Second, he amended Article 35, Section 9, of the Constitution to allow a recall election in the middle of the presidential term if 3 percent of all registered voters petition for one.5
He also set the precedent of voluntarily calling
AMLO could threaten to come out openly against Sheinbaum in the referendum, but that would split the ruling coalition. Morena itself is fractious, more so the larger it gets. Nor does he seem to have any dirt on President-elect Sheinbaum the way that Calles did on Ortiz Rubio; nor is AMLO likely to unleash any paramilitaries.
Morena is not the PRI
Don’t know who Donald Manes is? He ran the Queens County Democratic machine. Want to get the nomination for any elected office in Queens County in the 1980s? Talk to Donald. He lost control when he made the huge mistake of letting big national companies wire up the borough for cable (in return for kickbacks, obviously) instead of giving the contract to a local company.
In our world Morena is not like the old Queens County Democratic machine. AMLO retains a great deal of influence, but nobody thinks that opposing him is the kiss of death, professionally or personally. The party is internally divided. When AMLO gave Sheinbaum the dedazo he came very close to pushing Marcelo Ebrard, her chief competitor, into open opposition—despite the fact that AMLO basically relied on moral suasion to get the party to support her rather than a more Calles-like menu of carrots and sticks. And we’ve already mentioned the local and regional defections.
Why is probably doesn’t matter
Sheinbaum is AMLO’s ally. She campaigned on a lot of the reform that he wants. She ran on elected judges. She ran against the agency that (putatively) guarantees access to public information. She campaigned to bring all autonomous agencies under direct presidential control. She’s favored his infrastructure projects, including the (kinda crazy) Dos Bocas refinery.
In other words, she committed herself to most of AMLO’s agenda during the campaign. And politicians generally try to fulfill their promises, for obvious reasons.
So if don’t like AMLO’s agenda, don’t worry about whether he’ll try to pull President Sheinbaum’s strings behind the scenes. He will try … but unless he has some hidden dirt on her or Morena radically reforms it’s internal structure, he won’t succeed unless she agrees with him.
Which she probably does.
Jurgen Buchenau, The Sonoran Dynasty in Mexico, p. 287
There were zero opposition deputies in Congress until 1946.

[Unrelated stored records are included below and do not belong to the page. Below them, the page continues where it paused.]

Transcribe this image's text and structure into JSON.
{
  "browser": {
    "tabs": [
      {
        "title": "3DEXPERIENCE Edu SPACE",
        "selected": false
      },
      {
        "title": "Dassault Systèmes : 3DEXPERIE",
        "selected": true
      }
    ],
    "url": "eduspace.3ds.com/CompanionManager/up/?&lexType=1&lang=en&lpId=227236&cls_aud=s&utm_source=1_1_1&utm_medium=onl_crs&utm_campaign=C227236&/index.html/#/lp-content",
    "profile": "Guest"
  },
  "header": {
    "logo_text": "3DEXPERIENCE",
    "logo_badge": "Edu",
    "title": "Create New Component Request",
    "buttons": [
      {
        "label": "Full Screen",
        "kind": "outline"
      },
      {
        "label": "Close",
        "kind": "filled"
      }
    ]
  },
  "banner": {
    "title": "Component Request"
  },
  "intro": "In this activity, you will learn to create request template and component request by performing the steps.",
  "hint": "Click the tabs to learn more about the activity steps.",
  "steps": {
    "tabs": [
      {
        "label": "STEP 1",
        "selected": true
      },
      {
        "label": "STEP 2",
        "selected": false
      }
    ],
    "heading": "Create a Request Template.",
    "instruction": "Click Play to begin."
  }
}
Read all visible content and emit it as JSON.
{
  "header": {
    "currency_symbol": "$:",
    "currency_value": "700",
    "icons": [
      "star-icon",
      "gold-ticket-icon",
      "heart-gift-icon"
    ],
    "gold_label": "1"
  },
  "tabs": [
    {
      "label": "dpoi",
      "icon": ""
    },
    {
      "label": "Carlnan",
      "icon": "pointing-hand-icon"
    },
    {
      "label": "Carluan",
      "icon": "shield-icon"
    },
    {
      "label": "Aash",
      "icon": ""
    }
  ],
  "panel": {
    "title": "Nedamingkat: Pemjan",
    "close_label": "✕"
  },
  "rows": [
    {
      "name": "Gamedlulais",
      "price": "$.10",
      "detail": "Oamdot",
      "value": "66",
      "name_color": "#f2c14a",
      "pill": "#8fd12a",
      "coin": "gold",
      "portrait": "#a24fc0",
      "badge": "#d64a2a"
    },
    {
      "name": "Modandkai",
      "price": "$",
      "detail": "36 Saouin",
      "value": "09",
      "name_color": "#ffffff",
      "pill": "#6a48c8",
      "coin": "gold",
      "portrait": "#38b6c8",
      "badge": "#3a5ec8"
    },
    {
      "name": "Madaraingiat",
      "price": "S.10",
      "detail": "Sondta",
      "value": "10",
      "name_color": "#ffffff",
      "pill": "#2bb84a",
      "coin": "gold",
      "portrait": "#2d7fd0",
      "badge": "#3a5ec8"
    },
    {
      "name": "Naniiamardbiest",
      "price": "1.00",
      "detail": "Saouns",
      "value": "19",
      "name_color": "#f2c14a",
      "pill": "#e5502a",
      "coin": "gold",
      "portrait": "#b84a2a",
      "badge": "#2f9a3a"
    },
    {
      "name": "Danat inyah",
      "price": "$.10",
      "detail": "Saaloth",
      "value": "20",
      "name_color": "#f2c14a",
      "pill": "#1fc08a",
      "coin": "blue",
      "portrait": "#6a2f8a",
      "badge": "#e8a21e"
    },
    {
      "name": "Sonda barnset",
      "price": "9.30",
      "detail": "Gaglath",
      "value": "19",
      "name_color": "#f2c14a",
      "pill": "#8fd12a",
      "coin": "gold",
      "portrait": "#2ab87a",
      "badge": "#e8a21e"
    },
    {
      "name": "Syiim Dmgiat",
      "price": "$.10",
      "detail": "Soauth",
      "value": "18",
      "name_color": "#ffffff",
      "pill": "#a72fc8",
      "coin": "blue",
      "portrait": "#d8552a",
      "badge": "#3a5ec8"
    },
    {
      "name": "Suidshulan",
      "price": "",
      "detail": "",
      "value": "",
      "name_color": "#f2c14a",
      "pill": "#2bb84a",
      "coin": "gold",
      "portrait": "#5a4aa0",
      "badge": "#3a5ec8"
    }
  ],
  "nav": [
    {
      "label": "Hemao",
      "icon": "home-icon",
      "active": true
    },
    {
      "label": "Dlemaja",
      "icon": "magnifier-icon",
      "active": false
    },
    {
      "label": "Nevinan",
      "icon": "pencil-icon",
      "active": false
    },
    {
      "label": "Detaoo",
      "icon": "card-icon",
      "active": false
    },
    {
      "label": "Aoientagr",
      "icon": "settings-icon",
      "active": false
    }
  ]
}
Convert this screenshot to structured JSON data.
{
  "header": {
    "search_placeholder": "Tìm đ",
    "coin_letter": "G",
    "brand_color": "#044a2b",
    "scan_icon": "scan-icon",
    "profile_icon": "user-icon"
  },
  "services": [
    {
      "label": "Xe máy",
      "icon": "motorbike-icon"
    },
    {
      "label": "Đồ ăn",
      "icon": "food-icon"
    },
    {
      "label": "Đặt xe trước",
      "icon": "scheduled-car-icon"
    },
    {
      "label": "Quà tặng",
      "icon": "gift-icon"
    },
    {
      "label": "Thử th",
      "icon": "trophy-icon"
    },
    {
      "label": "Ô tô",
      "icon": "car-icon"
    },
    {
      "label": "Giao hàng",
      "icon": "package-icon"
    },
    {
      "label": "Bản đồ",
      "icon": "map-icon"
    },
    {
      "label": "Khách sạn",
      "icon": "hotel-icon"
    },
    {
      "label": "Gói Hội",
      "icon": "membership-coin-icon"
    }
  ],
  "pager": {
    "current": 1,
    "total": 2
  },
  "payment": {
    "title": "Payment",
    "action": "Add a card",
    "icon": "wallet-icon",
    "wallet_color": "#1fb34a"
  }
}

In theory, this power still exists, since Article 110 of the Constitution grants the federal Congress the power to impeach and remove state governors. Before 2000, this power was exercised surprisingly often, considering that state governors were effectively appointed by the President. Since 2000, however, the power has only been used for what seems to be genuine malfeasance, although to be fair the ex-governor’s guilt has not been proven and he was but not removed before his term ended.
There is a reason this blog is called The Power and the Money!
To be successful, the recall would need a majority vote with at least 40% of all registered voters casting a ballot. Article 35 itself is unclear on what would happen next; presumably the regular processes to choose an Acting President and call new elections would kick in.